Advisors to the European Medicines Agency (EMA) are backing approval of Janssen's Stelara, bringing the drug closer to becoming the first interleukin (IL)-12/23 inhibitor licensed for Crohn's disease.
The Committee for Medicinal Products for Human Use (CHMP) has issued a positive opinion for the use of Stelara (ustekinumab) to treat adults with moderately to severely active Crohn's disease who have had an inadequate response with, lost response to, or were intolerant to either conventional therapy or a tumour necrosis factor alpha (TNFα) antagonist or have medical contraindications to such therapies.
Janssen filed to drug in December last year on the back of data showing that, after six weeks' treatment, 52 percent of patients taking Stelara 130mg and 56 percent receiving the 6mg/kg dose achieved a clinical response, versus 29 percent in the placebo arm. After eight weeks (a secondary endpoint), the figures were 47 percent and 58 percent compared to 32%, respectively.

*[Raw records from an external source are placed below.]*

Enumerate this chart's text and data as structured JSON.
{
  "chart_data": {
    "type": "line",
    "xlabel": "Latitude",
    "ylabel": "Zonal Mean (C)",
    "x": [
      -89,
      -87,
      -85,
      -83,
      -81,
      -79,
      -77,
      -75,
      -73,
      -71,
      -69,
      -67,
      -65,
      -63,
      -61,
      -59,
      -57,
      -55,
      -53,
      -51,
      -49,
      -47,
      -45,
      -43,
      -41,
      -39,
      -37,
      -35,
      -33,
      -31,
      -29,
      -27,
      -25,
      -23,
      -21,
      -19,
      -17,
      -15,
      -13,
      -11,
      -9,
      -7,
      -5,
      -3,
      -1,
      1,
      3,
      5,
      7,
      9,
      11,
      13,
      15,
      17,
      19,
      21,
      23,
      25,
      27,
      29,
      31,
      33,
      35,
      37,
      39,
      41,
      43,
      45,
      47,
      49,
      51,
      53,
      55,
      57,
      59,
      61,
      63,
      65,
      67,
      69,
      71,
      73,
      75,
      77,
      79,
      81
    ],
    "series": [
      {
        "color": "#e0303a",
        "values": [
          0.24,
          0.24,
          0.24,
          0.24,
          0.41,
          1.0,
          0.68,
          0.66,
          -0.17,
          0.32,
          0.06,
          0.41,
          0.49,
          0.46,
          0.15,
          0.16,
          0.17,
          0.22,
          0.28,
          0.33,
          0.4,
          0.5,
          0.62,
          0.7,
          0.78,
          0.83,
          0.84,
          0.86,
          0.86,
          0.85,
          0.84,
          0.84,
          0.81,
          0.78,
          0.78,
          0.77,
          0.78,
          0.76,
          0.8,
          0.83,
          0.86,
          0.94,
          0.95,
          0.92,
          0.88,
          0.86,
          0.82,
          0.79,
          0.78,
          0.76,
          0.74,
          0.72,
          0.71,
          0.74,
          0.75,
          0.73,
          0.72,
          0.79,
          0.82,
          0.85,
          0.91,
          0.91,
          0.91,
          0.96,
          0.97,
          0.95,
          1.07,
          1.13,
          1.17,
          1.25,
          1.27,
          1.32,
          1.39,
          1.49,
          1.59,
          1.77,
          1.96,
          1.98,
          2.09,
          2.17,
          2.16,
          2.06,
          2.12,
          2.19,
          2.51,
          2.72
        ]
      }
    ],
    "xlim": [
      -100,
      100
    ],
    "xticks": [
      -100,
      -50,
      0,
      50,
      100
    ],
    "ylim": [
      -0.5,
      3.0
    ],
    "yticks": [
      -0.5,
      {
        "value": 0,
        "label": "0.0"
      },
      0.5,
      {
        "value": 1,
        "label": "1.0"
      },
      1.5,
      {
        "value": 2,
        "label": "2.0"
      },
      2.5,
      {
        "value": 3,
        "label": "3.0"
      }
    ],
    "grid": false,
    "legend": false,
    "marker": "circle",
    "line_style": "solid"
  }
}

Both doses of Stelara also resulted in statistically significant improvements in the Inflammatory Bowel Disease Questionnaire, a health-related quality of life measure for patients with the condition, as well as markers of inflammation, including C-reactive protein, faecal lactoferrin and calprotectin.
Crohn's disease is a chronic inflammatory bowel disease that affects around 115,000 people in the UK and nearly 250,000 people in Europe. It's cause is not known and currently there is no cure, and new treatment options are urgently needed.
Stelara - a human monoclonal antibody targeting interleukin-12 and -23 cytokines, which are believed to play an important role in immune-mediated diseases such as Crohn's - is already approved in Europe for the treatment of moderate-to-severe plaque psoriasis and active psoriatic arthritis.